Он старается быть достойным таких гостей, тянется вверх, силится придать своему лицу такое же выражение, как на его статуях: голова с львиным лбом чуть откинута назад, брови угрожающе сдвинуты, ноздри слегка раздуваются, рот полуоткрыт – и вот он погружает взгляд в глаза божественных сотрапезников, ожидая, что они просветят его, дадут совет.

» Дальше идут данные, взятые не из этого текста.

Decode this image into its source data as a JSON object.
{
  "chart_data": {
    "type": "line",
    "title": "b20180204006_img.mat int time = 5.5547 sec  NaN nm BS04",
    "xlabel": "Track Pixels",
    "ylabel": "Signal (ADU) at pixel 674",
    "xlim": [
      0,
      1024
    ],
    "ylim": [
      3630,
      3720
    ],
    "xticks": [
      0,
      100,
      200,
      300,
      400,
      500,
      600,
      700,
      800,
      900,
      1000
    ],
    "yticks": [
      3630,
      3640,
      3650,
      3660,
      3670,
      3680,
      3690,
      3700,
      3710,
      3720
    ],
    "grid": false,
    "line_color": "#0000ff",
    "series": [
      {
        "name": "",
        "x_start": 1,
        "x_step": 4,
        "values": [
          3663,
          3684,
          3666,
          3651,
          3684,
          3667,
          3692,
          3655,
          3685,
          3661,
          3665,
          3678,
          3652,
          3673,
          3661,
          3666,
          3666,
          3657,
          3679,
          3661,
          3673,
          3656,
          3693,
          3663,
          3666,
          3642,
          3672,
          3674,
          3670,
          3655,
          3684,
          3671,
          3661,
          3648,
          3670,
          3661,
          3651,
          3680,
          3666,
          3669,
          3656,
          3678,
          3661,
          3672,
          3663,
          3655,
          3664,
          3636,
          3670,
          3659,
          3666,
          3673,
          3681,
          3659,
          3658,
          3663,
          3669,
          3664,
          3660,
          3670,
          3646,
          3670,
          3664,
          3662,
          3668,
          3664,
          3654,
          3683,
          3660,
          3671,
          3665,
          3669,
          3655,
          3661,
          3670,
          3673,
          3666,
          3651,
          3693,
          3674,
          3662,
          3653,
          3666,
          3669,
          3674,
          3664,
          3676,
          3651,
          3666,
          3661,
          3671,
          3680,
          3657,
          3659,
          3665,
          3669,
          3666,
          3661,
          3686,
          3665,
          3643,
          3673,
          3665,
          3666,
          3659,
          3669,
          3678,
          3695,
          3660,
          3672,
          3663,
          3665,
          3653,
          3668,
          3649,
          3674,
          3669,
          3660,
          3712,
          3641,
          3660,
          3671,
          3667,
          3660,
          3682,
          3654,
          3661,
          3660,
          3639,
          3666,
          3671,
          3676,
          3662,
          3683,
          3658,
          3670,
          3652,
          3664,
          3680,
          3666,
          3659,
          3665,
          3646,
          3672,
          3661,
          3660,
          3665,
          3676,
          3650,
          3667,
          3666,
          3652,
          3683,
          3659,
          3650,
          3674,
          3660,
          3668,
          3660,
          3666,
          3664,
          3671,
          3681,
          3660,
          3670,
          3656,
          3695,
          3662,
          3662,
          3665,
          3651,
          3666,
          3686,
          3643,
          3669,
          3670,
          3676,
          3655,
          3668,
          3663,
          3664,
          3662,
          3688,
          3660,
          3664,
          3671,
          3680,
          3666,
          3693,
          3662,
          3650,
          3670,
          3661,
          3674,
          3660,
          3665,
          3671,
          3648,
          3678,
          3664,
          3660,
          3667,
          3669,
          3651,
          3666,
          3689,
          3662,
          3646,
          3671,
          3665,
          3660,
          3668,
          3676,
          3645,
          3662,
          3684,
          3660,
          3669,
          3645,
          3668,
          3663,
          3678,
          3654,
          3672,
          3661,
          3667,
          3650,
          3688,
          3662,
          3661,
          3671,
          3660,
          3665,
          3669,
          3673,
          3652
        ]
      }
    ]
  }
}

Так как Юпитер молчит и Юнона тоже не подает голоса, он обращается к Минерве, своей любимой богине. Вот она перед ним. Он избавил ее от дешевой идеализации, от миловидности, которую скульпторы придавали ее изображению, и вернул ей совиные очи[37], которые были у нее искони; их вставил Критий, великий мастер. Да, для него, Домициана, она – совоокая Минерва. Он чувствует в ней зверя, как чувствует зверя в себе, – мощную первобытную силу. Своими большими, близорукими глазами навыкате смотрит он не отрываясь в большие, круглые совиные глаза богини. Он ощущает глубокую связь с ней. И он обращается к ней; вслух, не смущаясь растерянных слуг, которые стараются не слышать и все же вынуждены слышать, он заговаривает с ней. Он пытается придать своему резкому голосу мягкость, называет богиню всякими хвалебными и ласкательными именами – греческими, латинскими, всеми, какие ему только приходят на ум.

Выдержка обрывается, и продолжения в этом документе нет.